Captain’s Log

Telluride Daily Planet, Sunday, June 8, 2014

Enterprise, Stardate: 42073.1

Recent days have spawned at outbreak of what ship’s science staff are calling “nostalgia” – for lack of a more precise definition. (Can one call it nostalgia if one has not ever experienced it in the first place? Lieutenant Commander Data posits that in the same way he, an android, has learned to emote, humanoids can long for what they have never had. Fascinating concept; and one I shall have to pursue in a personal journal entry.)

What began as a contest on the holodeck [three-dimensional programmable theater whereby any reality’s coordinates can be morphed] to see who could come up with the most appealing locality, has ended with surprisingly significant consequences for the ship. We are hopeful Counselor Troy and medical personnel can adequately see to the dozens of staff afflicted and unable to attend to their duties, notably First Officer Riker who has been quarantined due to a fever and inconsolable rantings regarding a “rainbowfall.”

The trigger to this epidemic of deep longing and ensuing fantasizing appear to have been the holodeck coordinates corresponding to the 2nd day of a month called June in the gamma sector of a range of volcanic mountains in the southwest of the state of Colorado, in the former United States of America. Earth coordinates 37.9392° N, 107.8163° W. Stardate -308578.99235794, or AD2014 as they would have referred to it back then.

Ensign Byron Folsom, the “winner” of the contest, admits to having come across a short video clip unearthed randomly in a history lesson for his son Anton, which immediately “captivated” them both. The following day, Folsom, against school and Starfleet policy, furthered the lesson by virtualizing it on the holodeck, at which point his own enthusiasm spawned 55 replays by various staff, resulting in a viral infestation of the ship. Folsom, lucid enough to describe his own spontaneous longing for this particular alpine locus, entreated me to experience the hologram, which I have agreed to do tomorrow at 0900 hours.

Currently, the aforementioned holodeck time/space coordinates have been erased from the public system and I have requested a temporary memory dam for Folsom. Anton appears not to have suffered any of the deleterious adult symptoms, which raises a fascinating query into the roots and nature of nostalgia per se.

Troy’s nightly report shows 9 of the 26 afflicted have undergone full spectrum light treatments with some slow but quantifiable measure of success. Other treatment for what we are calling Earth Mountain Paradise Syndrome or EMPS will include a mild course of anti-depressants, reality-based quotidian reorientation, and (amusingly) a substantial dose of caffeine first thing in the morning.

Captain’s Log, Supplemental: The power of the Earth mountain paradise is substantial. I shall try to describe it for the record. A bucolic scene, in the beginning of what appears to be the summer season in a deep valley surrounded by snow-capped peaks. It is verdant beyond belief. There is a majestic waterfall cascading to the ground in the distance, like a veil. Other waterfalls spring forth from red rock. The leaves – of the brightest and most light-filled green I have ever seen — create a soft whispering in the wind, and as I turn my head towards a breeze caressing my cheek, I see to the left another waterfall, gushing then misting over the edge of red cliffs. It is drenched in a rainbow of light, the full spectrum spilling over the rocks in a flow of color, all under the bluest umbrella of sky. The sensation of this… rainbowfall… is a delicious oneness with the natural and supernatural world.

Captain’s Log, Supplemental: Absence of scientific language noted, above entry. For the record, Troy has prescribed two cups Ethiopian Harar first thing in the morning for me. All feelings of longing have been quantified and registered – as have those of the others — on a scale specifically developed by Chief Science Officer Tuvok.

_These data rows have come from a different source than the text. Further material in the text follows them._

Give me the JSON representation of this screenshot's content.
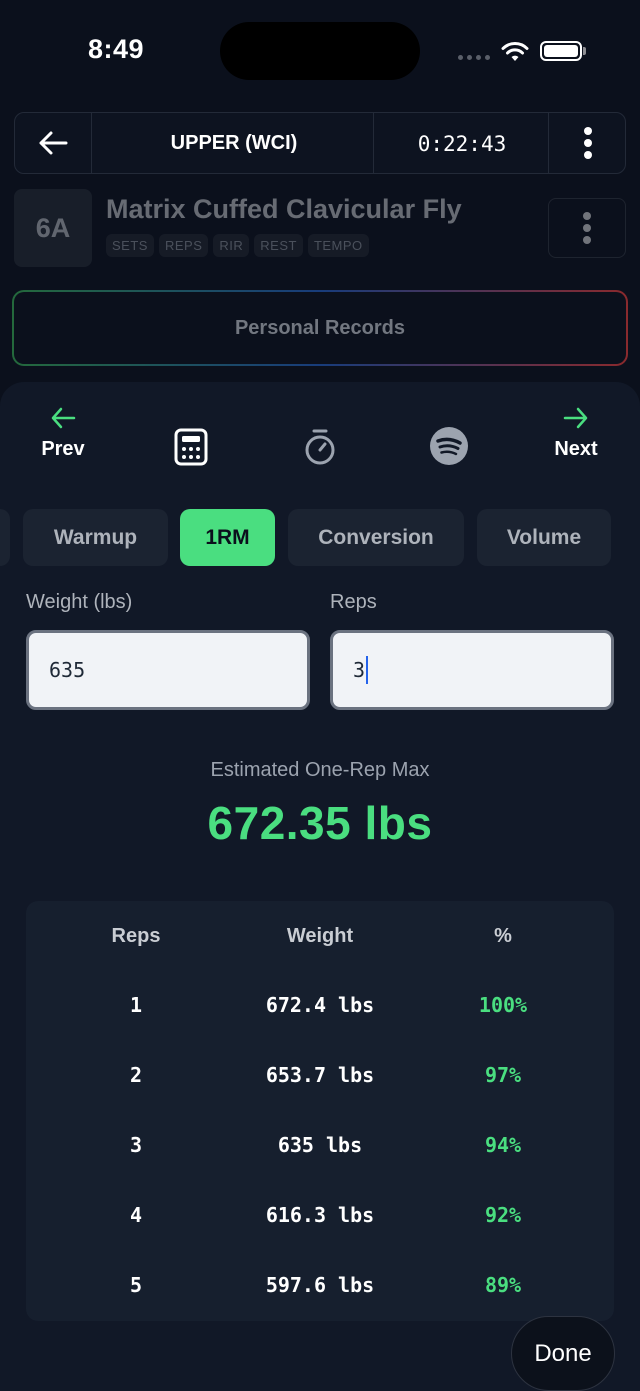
{
  "status_bar": {
    "time": "8:49"
  },
  "header": {
    "title": "UPPER (WCI)",
    "timer": "0:22:43"
  },
  "exercise": {
    "code": "6A",
    "name": "Matrix Cuffed Clavicular Fly",
    "tags": [
      "SETS",
      "REPS",
      "RIR",
      "REST",
      "TEMPO"
    ]
  },
  "personal_records": {
    "label": "Personal Records"
  },
  "nav": {
    "prev_label": "Prev",
    "next_label": "Next"
  },
  "tabs": [
    "Warmup",
    "1RM",
    "Conversion",
    "Volume"
  ],
  "active_tab": "1RM",
  "inputs": {
    "weight_label": "Weight (lbs)",
    "weight_value": "635",
    "reps_label": "Reps",
    "reps_value": "3"
  },
  "estimate": {
    "label": "Estimated One-Rep Max",
    "value": "672.35 lbs"
  },
  "table": {
    "headers": [
      "Reps",
      "Weight",
      "%"
    ],
    "rows": [
      {
        "reps": "1",
        "weight": "672.4 lbs",
        "pct": "100%"
      },
      {
        "reps": "2",
        "weight": "653.7 lbs",
        "pct": "97%"
      },
      {
        "reps": "3",
        "weight": "635 lbs",
        "pct": "94%"
      },
      {
        "reps": "4",
        "weight": "616.3 lbs",
        "pct": "92%"
      },
      {
        "reps": "5",
        "weight": "597.6 lbs",
        "pct": "89%"
      }
    ]
  },
  "done_label": "Done",
  "colors": {
    "accent": "#4ade80",
    "background": "#0b101c",
    "sheet": "#111827"
  }
}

Captain’s Log, Supplemental: Data has proposed he experience the hologram and file a complete report tomorrow. First Officer Riker, responding well to light therapy, has resumed his duties. Coordinates have been set for twin planets in the Coalition of Medina where a Klingon cruiser is reportedly collecting unidentified debris from their upper atmospheres.

Captain’s Log, Supplemental: 22 of the staff reportedly asymptomatic.

Captain’s Log, Supplemental: Lieutenant Commander Data’s monograph, Peaks and Pitfalls of Utopian Exposure as Relates to Humanoid Brian Function, has been submitted to the Federation science team along with the time/space coordinates of Mountain Paradise, once called Tellurium. I have been cleared as asymptomatic, except for a penchant for exotic coffees, which I shall explore further as personal journal entries. Note to self: tomorrow, Ethiopia, Kaldi Estate.

 

Author’s note: Rainbowfall seen near Via Ferrata June 2. Dreamy and surreal, it lingers with me still.